A lógica inclusiva da Tianxia, na qual, se todas as culturas estão incluídas sob um mesmo império não há povos pagãos, faz que haja forte apelo sobre as minorias no mundo. Minorias religiosas, povos sob regimes ditatoriais e nações mais enfraquecidas militarmente em sua região, uma vez que optarem pela cessão de sua soberania para fazer parte do Império Sob o Paraíso, não mais deveriam se preocupar com opressores (DREYER, 2015). Incluídos nos mesmos ideais, as nações que sofressem ataque estrangeiro estariam sob a proteção de todo o Império, garantindo-as prosperidade. A China, nesse tópico, estaria relativamente preparada para defender a estabilidade da Tianxia quando necessária; todavia, não seria seu principal objetivo no cenário internacional (a eliminação de povos bárbaros), uma vez que buscaria que a nação inimiga também estivesse sob o Paraíso, anulando não só o agressor, como qualquer possibilidade futura de ameaça na região, ao longo prazo.
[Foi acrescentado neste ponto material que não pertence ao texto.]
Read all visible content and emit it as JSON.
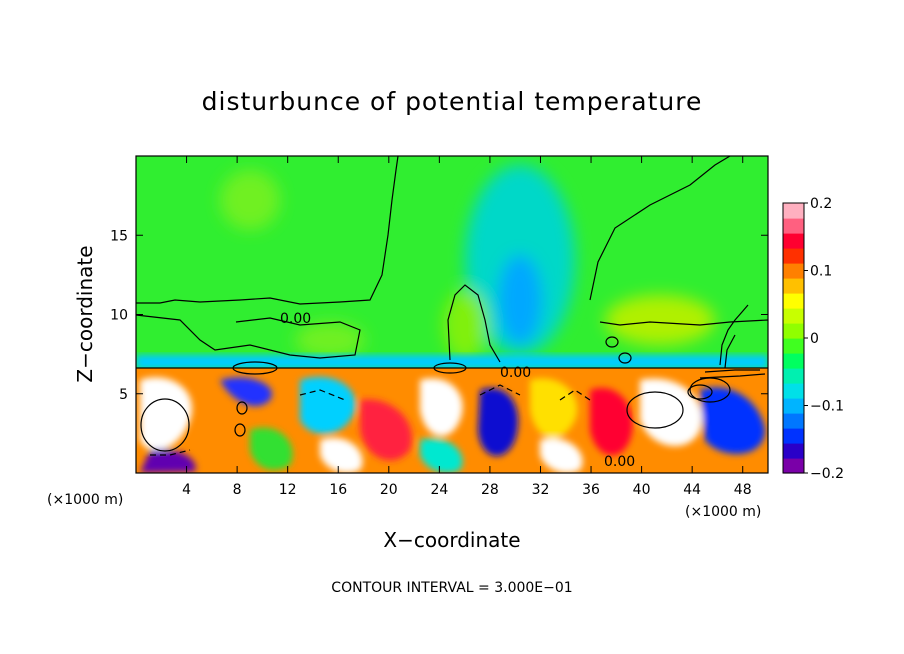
{
  "chart_data": {
    "type": "heatmap",
    "title": "disturbunce of potential temperature",
    "xlabel": "X−coordinate",
    "ylabel": "Z−coordinate",
    "x_unit": "(×1000 m)",
    "x_unit_right": "(×1000 m)",
    "xlim": [
      0,
      50
    ],
    "ylim": [
      0,
      20
    ],
    "x_ticks": [
      4,
      8,
      12,
      16,
      20,
      24,
      28,
      32,
      36,
      40,
      44,
      48
    ],
    "y_ticks": [
      5,
      10,
      15
    ],
    "colorbar": {
      "range": [
        -0.2,
        0.2
      ],
      "ticks": [
        {
          "value": 0.2,
          "label": "0.2"
        },
        {
          "value": 0.1,
          "label": "0.1"
        },
        {
          "value": 0,
          "label": "0"
        },
        {
          "value": -0.1,
          "label": "−0.1"
        },
        {
          "value": -0.2,
          "label": "−0.2"
        }
      ],
      "colors": [
        "#7a00a8",
        "#2a00c8",
        "#0033ff",
        "#0077ff",
        "#00b4ff",
        "#00e0e8",
        "#00f0b0",
        "#00ff60",
        "#40ff20",
        "#90ff00",
        "#c8ff00",
        "#ffff00",
        "#ffc000",
        "#ff8000",
        "#ff3000",
        "#ff0030",
        "#ff6080",
        "#ffb0c0"
      ]
    },
    "contour_labels": [
      "0.00",
      "0.00",
      "0.00"
    ],
    "footer": "CONTOUR INTERVAL = 3.000E−01"
  }
}
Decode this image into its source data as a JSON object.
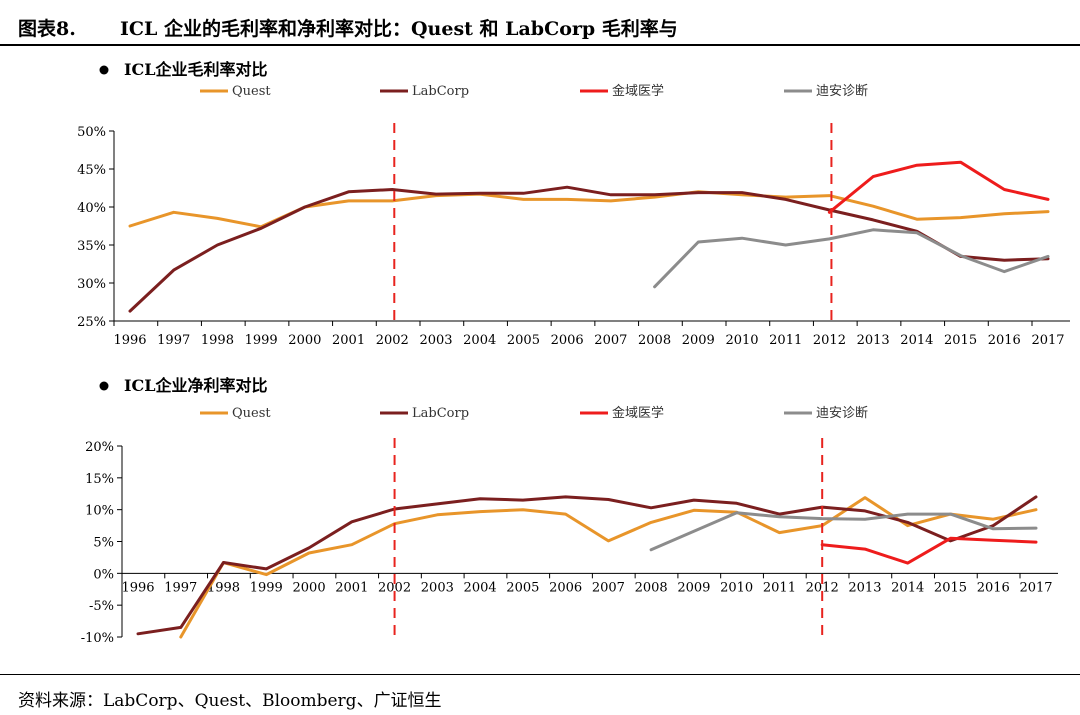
{
  "figure": {
    "label": "图表8.",
    "title": "ICL 企业的毛利率和净利率对比：Quest 和 LabCorp 毛利率与"
  },
  "source": {
    "prefix": "资料来源：",
    "items": [
      "LabCorp",
      "Quest",
      "Bloomberg",
      "广证恒生"
    ],
    "separator": "、"
  },
  "colors": {
    "Quest": "#E8952A",
    "LabCorp": "#7B1F1F",
    "金域医学": "#EE1C1C",
    "迪安诊断": "#8C8C8C",
    "reference_line": "#E8231E"
  },
  "chart_data": [
    {
      "type": "line",
      "title": "ICL企业毛利率对比",
      "x": [
        "1996",
        "1997",
        "1998",
        "1999",
        "2000",
        "2001",
        "2002",
        "2003",
        "2004",
        "2005",
        "2006",
        "2007",
        "2008",
        "2009",
        "2010",
        "2011",
        "2012",
        "2013",
        "2014",
        "2015",
        "2016",
        "2017"
      ],
      "ylim": [
        25,
        50
      ],
      "yticks": [
        25,
        30,
        35,
        40,
        45,
        50
      ],
      "ytick_labels": [
        "25%",
        "30%",
        "35%",
        "40%",
        "45%",
        "50%"
      ],
      "grid": false,
      "legend_position": "top",
      "reference_lines_x": [
        "2002",
        "2012"
      ],
      "series": [
        {
          "name": "Quest",
          "values": [
            37.5,
            39.3,
            38.5,
            37.4,
            40.0,
            40.8,
            40.8,
            41.5,
            41.7,
            41.0,
            41.0,
            40.8,
            41.3,
            42.0,
            41.6,
            41.3,
            41.5,
            40.1,
            38.4,
            38.6,
            39.1,
            39.4
          ]
        },
        {
          "name": "LabCorp",
          "values": [
            26.3,
            31.7,
            35.0,
            37.2,
            40.0,
            42.0,
            42.3,
            41.7,
            41.8,
            41.8,
            42.6,
            41.6,
            41.6,
            41.9,
            41.9,
            41.0,
            39.6,
            38.3,
            36.8,
            33.5,
            33.0,
            33.2
          ]
        },
        {
          "name": "金域医学",
          "values": [
            null,
            null,
            null,
            null,
            null,
            null,
            null,
            null,
            null,
            null,
            null,
            null,
            null,
            null,
            null,
            null,
            39.3,
            44.0,
            45.5,
            45.9,
            42.3,
            41.0
          ]
        },
        {
          "name": "迪安诊断",
          "values": [
            null,
            null,
            null,
            null,
            null,
            null,
            null,
            null,
            null,
            null,
            null,
            null,
            29.5,
            35.4,
            35.9,
            35.0,
            35.8,
            37.0,
            36.6,
            33.6,
            31.5,
            33.5
          ]
        }
      ]
    },
    {
      "type": "line",
      "title": "ICL企业净利率对比",
      "x": [
        "1996",
        "1997",
        "1998",
        "1999",
        "2000",
        "2001",
        "2002",
        "2003",
        "2004",
        "2005",
        "2006",
        "2007",
        "2008",
        "2009",
        "2010",
        "2011",
        "2012",
        "2013",
        "2014",
        "2015",
        "2016",
        "2017"
      ],
      "ylim": [
        -10,
        20
      ],
      "yticks": [
        -10,
        -5,
        0,
        5,
        10,
        15,
        20
      ],
      "ytick_labels": [
        "-10%",
        "-5%",
        "0%",
        "5%",
        "10%",
        "15%",
        "20%"
      ],
      "grid": false,
      "legend_position": "top",
      "reference_lines_x": [
        "2002",
        "2012"
      ],
      "series": [
        {
          "name": "Quest",
          "values": [
            null,
            -10.0,
            1.7,
            -0.2,
            3.2,
            4.5,
            7.8,
            9.2,
            9.7,
            10.0,
            9.3,
            5.1,
            8.0,
            9.9,
            9.6,
            6.4,
            7.5,
            11.9,
            7.5,
            9.3,
            8.5,
            10.0
          ]
        },
        {
          "name": "LabCorp",
          "values": [
            -9.5,
            -8.5,
            1.7,
            0.7,
            4.0,
            8.1,
            10.1,
            10.9,
            11.7,
            11.5,
            12.0,
            11.6,
            10.3,
            11.5,
            11.0,
            9.3,
            10.4,
            9.8,
            8.0,
            5.1,
            7.5,
            12.0
          ]
        },
        {
          "name": "金域医学",
          "values": [
            null,
            null,
            null,
            null,
            null,
            null,
            null,
            null,
            null,
            null,
            null,
            null,
            null,
            null,
            null,
            null,
            4.5,
            3.8,
            1.6,
            5.5,
            5.2,
            4.9
          ]
        },
        {
          "name": "迪安诊断",
          "values": [
            null,
            null,
            null,
            null,
            null,
            null,
            null,
            null,
            null,
            null,
            null,
            null,
            3.7,
            6.6,
            9.5,
            8.9,
            8.6,
            8.5,
            9.3,
            9.3,
            7.0,
            7.1
          ]
        }
      ]
    }
  ]
}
Quanto ao Filho sob o Paraíso, designado para agir em favor de todos os povos, deve-se lembrar que ele não tem como requisitos nacionalidade ou etnia específicas. Dessa forma, A ascensão chinesa não precisa, necessariamente, ter um chinês em sua liderança. Ao imaginar-se que a Índia adotasse a Tianxia como forma de governo, qualquer indiano, no mesmo momento, estaria apto à responsabilidade de Imperador, desde que cumprisse os dois requisitos citados anteriormente, sendo eles o de ter salvado os povos de grande sofrimento ou de necessidade de restabelecer a ordem. A China, desse modo, seria somente o início do Império, geográfica e ideologicamente; porém, uma vez que várias nações estivessem englobadas no mesmo conceito, qualquer uma delas poderia regê-lo, visto que o importante não está na origem do Imperador, mas o que ele fez e faz: em suma, o melhor para todos.